Про немецкий самолёт в лесу Валька узнала от своей бабули, та - от более молодой подруги, которая ходила с внуком по грибы да и наткнулась на трупный смрад, по которому добралась и до источника этого смрада. Близко они, конечно, не подошли, но и издали было виднать, что огромный самолет врезался в группу гигантских дубов да так и застрял на весу, как это ни странно для такой махины. Разумеется, Валька сразу - к нам.
  - Вот это новость! Вот что это, как это? Он что там, самолёт этот, бумажный что ли? - рассуждала  Валька, пытаясь заинтересовать своей идеей немедленного выхода на объект.

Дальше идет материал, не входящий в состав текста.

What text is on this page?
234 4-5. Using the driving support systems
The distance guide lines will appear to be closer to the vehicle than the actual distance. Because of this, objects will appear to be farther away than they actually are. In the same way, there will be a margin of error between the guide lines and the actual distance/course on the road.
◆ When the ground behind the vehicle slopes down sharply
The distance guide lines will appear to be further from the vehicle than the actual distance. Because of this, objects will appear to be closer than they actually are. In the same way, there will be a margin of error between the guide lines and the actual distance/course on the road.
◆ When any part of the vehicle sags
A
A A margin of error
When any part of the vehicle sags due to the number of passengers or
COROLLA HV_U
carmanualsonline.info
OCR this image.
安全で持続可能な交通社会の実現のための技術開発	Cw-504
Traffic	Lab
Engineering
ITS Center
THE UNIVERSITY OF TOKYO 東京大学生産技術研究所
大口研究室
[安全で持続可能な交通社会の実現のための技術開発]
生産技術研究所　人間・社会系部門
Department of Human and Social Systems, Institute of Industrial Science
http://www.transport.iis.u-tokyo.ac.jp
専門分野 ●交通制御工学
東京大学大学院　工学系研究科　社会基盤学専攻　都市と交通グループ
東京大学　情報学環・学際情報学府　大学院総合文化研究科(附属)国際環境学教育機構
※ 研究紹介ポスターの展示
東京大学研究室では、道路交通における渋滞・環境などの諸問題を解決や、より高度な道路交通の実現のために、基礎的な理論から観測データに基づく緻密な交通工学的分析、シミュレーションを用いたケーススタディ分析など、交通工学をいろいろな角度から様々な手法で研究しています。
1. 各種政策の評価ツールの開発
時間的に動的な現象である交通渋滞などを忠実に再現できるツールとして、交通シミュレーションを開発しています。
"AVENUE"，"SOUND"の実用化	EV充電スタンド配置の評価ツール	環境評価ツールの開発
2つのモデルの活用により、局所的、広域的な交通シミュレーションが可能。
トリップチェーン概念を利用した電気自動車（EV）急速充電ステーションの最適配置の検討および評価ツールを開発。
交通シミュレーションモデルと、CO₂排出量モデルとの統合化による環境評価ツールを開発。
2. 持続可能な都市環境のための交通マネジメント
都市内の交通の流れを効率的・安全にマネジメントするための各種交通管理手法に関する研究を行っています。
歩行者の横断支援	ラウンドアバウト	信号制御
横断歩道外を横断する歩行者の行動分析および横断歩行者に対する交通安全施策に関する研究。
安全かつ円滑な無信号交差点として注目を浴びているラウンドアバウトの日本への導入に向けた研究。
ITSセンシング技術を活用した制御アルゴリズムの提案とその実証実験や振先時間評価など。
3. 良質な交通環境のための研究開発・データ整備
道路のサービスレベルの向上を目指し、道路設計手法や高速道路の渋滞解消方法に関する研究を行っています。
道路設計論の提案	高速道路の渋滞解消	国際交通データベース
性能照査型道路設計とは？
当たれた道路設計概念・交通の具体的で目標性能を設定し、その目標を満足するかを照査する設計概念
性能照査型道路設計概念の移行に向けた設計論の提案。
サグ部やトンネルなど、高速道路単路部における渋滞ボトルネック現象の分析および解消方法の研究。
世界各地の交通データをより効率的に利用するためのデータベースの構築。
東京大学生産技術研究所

  Да все и без того загорелись, представляя себе хороший навар от покойничков. Но вот закавыка - противогазы нужны. А где их взять? Никто и не видел их с роду. Да и детских, небось, не делали. Но, Валька есть Валька, ей только тему. За два настоящих противогаза для взрослых , самого малого размера Вальке пришлось отдать пожарнику свой наган  и ещё коробку патронов в запаянной упаковке. Противогазы подошли только Мирону и Вальке и то если надеть их на пилотки, а затем плотно верёвкой примотать к лицу, чтоб, значит,  воздух снаружи под резину не попадал. 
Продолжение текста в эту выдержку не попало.